Vaste aree russe furono conquistate e convertite invece, non senza difficoltà, dalle forze mongole (ma anche turche e cumane operanti nella cosiddetta Orda d'Oro), già a partire dall'XI secolo.

La Penisola Arabica in una veduta satellitare

La Penisola Arabica si estende su una superficie pari a 3 milioni di km2, e geograficamente si protende nell'Oceano Indiano, bagnata a ovest dal Mar Rosso, a sud dall'Oceano Indiano e ad est dal Golfo Persico. A nord si susseguono deserti aridi e stepposi che conducono alle terre della Mezzaluna Fertile.

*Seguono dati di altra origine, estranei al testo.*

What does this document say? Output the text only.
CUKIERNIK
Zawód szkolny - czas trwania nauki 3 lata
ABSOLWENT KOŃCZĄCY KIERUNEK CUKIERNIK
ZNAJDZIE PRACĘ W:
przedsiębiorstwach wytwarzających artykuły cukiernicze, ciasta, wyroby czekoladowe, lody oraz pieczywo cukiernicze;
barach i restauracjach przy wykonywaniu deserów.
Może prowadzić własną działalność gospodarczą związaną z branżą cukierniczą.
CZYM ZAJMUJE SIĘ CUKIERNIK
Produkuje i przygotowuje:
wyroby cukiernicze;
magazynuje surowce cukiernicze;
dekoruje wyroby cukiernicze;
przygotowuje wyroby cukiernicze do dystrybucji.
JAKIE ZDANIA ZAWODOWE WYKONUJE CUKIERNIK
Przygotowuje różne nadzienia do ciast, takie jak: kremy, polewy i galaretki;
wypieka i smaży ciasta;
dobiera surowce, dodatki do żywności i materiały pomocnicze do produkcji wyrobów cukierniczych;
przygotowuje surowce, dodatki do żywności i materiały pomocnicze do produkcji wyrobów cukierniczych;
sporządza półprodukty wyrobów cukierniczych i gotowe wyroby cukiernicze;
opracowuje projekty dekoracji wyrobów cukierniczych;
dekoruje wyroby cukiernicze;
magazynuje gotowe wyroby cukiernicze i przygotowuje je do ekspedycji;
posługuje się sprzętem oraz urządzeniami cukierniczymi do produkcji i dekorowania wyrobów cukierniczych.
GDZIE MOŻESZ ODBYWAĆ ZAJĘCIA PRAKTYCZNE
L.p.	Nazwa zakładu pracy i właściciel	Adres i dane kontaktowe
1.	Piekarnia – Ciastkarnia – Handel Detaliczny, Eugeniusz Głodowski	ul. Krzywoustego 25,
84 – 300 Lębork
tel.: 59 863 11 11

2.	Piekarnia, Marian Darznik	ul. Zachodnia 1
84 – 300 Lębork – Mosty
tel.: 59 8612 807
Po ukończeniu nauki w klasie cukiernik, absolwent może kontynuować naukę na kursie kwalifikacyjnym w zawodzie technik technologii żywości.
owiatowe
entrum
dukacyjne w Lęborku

Una delle più diffuse teorie sull'Arabia preislamica è la teoria Winckler-Caetani proposta da Hugo Winckler e Leone Caetani, che ipotizza un processo costante di disseccamento della Penisola, che nei secoli preislamici portò al declino della produzione agricola ma anche ad un aumento di popolazione, che poi si riversò nelle vicine terre della Mezzaluna fertile, dando vita alle civiltà cananee e mesopotamiche[2].

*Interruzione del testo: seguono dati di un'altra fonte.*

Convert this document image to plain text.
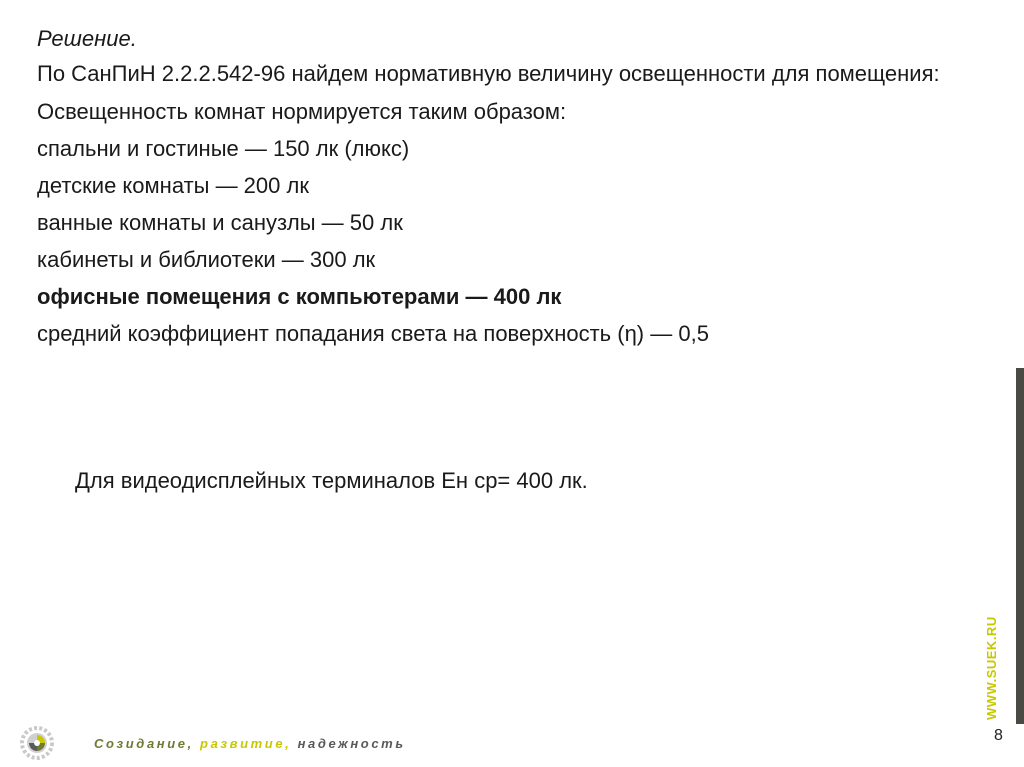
Решение.

По СанПиН 2.2.2.542-96 найдем нормативную величину освещенности для помещения:

Освещенность комнат нормируется таким образом:

спальни и гостиные — 150 лк (люкс)

детские комнаты — 200 лк

ванные комнаты и санузлы — 50 лк

кабинеты и библиотеки — 300 лк

офисные помещения с компьютерами — 400 лк

средний коэффициент попадания света на поверхность (η) — 0,5

Для видеодисплейных терминалов Ен ср= 400 лк.

WWW.SUEK.RU
8
Созидание, развитие, надежность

Il Sud - oggi occupato dallo Yemen e dall'Oman - è ricco d'acqua e dunque sufficientemente fertile. Il resto - in cui la parte principale è rappresentata dall'Arabia Saudita e dai piccoli Stati del Golfo - è invece prevalentemente desertico, con sporadiche oasi attorno alle quali sono sorte le città relativamente più significative.
Anticamente, i principali mezzi di sostentamento dei popoli nomadi che vi abitavano erano la pastorizia e l'endemico abigeato, vista la spiccata animosità dei numerosi gruppi tribali, con il frequente rapimento di esseri umani (da vendere o meno nei vari mercati dell'Arabia e della cosiddetta Mezzaluna Fertile) e il saccheggio, conseguito col ricorso a un'azione bellica più o meno cruenta, chiamata ghazwa (in arabo ﻏﺰﻭة?).[3]

Tre sono i grandi deserti arabi: il Nafūd (nel centro della Penisola), caratterizzato da vaste dune sabbiose; il Hammud (al confine con la Mezzaluna Fertile), più che altro costituito da terreno stepposo,[4] e infine il deserto praticamente impenetrabile del sud-est. Le comunicazioni tra queste aree erano rese possibili grazie ai wadi, i canaloni di corsi d'acqua per lo più prosciugati.

Per tradizione, gli Arabi del centro-nord dividono la loro regione in tre aree: la pianura costiera del Mar Rosso, o Tihama; le montagne che la separano dal deserto centrale, o Ḥijāz, e l'altopiano che dal Ḥijāz va fino al Golfo Persico, o Najd, occupato in buona misura dal deserto del Nafūd.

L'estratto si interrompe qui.